Blaine County needs to prepare itself for the possibility that the Bureau of Land Management may sell off lands in the county.

Late last year, BLM officials met in their offices in Shoshone and decided to look at trading the bulk of BLM lands in the county into private hands. BLM holdings in Blaine County are immense.

President Clinton added impetus to the idea this week when he signed legislation that allows the BLM to take a 20 percent cut of sales of land that the agency’s local land plans have designated as appropriate for private or local government.

The bill is a two-edged sword. The other 80 percent is to be earmarked to fund the purchase of private holdings in federally protected areas. All of the money previously went into the Treasury Department in Washington D.C.

The new law will encourage a BLM sell-off like nothing before. The BLM will now have an easy way to generate money necessary to do environmental studies that must be conducted before any land is sold. Funding these studies had kept annual sell-offs to a minimum, an average of about 5,000 acres a year nationally.

No more. A BLM spokesman said the agency expects to sell between 300,000 and 500,000 acres nationally in the next 10 years. That’s between 60 and 100 times the past average.
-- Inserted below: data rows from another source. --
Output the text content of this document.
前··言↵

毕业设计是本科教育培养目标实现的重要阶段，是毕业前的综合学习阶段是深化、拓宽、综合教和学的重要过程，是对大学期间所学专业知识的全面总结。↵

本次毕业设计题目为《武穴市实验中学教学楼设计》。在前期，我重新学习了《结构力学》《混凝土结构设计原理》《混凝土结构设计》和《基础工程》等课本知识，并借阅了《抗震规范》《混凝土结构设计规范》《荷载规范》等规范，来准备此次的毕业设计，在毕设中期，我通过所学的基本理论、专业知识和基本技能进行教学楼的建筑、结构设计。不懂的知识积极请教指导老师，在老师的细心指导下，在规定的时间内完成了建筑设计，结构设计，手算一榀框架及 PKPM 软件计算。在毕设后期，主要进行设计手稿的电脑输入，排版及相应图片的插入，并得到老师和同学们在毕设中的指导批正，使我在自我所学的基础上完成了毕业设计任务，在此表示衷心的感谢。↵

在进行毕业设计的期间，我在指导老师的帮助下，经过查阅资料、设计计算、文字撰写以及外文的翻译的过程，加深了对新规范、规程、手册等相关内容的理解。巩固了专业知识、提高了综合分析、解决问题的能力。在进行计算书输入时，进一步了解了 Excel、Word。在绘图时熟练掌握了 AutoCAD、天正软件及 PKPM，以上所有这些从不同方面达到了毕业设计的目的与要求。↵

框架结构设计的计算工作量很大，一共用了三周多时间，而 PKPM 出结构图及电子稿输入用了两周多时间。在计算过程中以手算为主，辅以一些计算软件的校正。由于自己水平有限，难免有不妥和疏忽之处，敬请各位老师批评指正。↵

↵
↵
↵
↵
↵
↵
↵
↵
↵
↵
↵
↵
It’s a good bet the first places the BLM will look to sell will be in areas like the Wood River Valley where land values are high. The reason is simple. They will generate more money for the BLM to spend.

The sell-off could turn into a disaster for Blaine County, if steps are not taken to stave off a potential land rush now.

To prevent the sprawl that could result from a sell-off, the county should establish a low-density zoning designation for public lands sold into private hands. The density should be set to protect the valley’s rural atmosphere, one unit per thousand acres, for example. Allowable densities can always increase when necessary, but they rarely decrease.

The county has ample reason to set densities very, very low. Higher residential densities could squeeze public services already groaning under the burden inflicted by growth.

The county also should insist that the BLM preserve widespread access to any adjacent public lands as part of any change in ownership. It should also insist that any popular local sites like the Sun Peak Picnic Area on the Big Wood River be retained in public ownership.

There’s been precious little public discussion in the county about what can be done if the BLM insists on a big sell-off here. It’s time to make a plan, get it discussed in public forums and get it in place before the BLM begins to sell in earnest.